We address the aqueous solvation of HgClOH through a systematic study of stepwise hydration considering the HgClOH–(H₂O)_n structures with n = 1–24. After calibration of the DFT method, the electronic calculations have been carried out using the B3PW91 exchange–correlation functional. For n < 5 the main geometrical parameters and incremental binding energies are in agreement with counterpoise-corrected MP2/AVTZ static values and BO-MP2 dynamic averages. For n > 15 three direct water–Hg interactions appear during the hydration process and a pentacoordinated trigonal bipyramid apical pattern around Hg is found. 22 water molecules are needed to build the first solvation shell. Unlike microsolvated HgCl₂, no stable equatorial trigonal bipyramid was found.

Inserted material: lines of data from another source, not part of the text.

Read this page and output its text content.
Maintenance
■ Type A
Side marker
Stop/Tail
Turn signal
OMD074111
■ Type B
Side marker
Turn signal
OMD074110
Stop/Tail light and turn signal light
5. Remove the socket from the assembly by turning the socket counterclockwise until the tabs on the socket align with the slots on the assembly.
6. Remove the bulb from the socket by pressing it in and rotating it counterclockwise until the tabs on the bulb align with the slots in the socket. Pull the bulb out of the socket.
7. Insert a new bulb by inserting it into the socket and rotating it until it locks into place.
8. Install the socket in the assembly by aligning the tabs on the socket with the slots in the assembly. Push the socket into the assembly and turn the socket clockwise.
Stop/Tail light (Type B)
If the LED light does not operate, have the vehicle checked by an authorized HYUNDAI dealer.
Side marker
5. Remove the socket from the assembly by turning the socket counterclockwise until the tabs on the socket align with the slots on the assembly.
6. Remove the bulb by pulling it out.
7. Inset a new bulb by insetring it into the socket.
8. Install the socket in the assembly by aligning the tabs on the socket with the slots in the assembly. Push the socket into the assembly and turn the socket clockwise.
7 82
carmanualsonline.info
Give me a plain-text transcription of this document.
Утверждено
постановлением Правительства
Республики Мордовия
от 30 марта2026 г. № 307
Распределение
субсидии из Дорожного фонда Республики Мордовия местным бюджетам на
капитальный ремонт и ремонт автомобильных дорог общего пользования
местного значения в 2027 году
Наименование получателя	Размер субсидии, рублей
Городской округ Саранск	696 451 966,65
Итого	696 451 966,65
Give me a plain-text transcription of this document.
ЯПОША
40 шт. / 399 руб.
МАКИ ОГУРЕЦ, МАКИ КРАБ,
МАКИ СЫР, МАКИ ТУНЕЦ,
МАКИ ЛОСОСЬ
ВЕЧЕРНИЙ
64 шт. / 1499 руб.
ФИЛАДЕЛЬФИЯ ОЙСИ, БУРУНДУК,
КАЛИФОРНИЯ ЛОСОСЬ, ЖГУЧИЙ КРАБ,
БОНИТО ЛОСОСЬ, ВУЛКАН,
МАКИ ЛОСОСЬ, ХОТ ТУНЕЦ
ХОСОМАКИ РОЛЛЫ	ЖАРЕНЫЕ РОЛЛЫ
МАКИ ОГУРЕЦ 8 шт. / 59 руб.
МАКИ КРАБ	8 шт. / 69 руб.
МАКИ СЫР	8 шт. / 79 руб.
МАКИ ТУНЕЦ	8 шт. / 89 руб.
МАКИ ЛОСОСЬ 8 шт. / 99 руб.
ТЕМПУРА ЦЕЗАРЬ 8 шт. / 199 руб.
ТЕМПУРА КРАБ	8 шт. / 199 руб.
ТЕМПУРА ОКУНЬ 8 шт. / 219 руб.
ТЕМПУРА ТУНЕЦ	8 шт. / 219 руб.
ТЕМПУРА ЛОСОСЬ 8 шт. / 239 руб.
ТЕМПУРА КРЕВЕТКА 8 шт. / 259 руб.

Optimizations with the Polarizable Continuum Model lead to structures with extremely large Hg–O(water) distances because of a dominant solvation effect on the explicit water molecules; however, this overestimation diminishes for large values of n. A DFT Born–Oppenheimer molecular dynamics simulation at T = 700 K revealed the stability of the HgClOH–(H₂O)₂₄ complex with an average trigonal bipyramid Hg-coordination pattern, in accordance with the static cluster description. After thermalization is achieved, the exchange rate of the Hg-coordinated water molecules is estimated to be ca. 10¹¹ s⁻¹.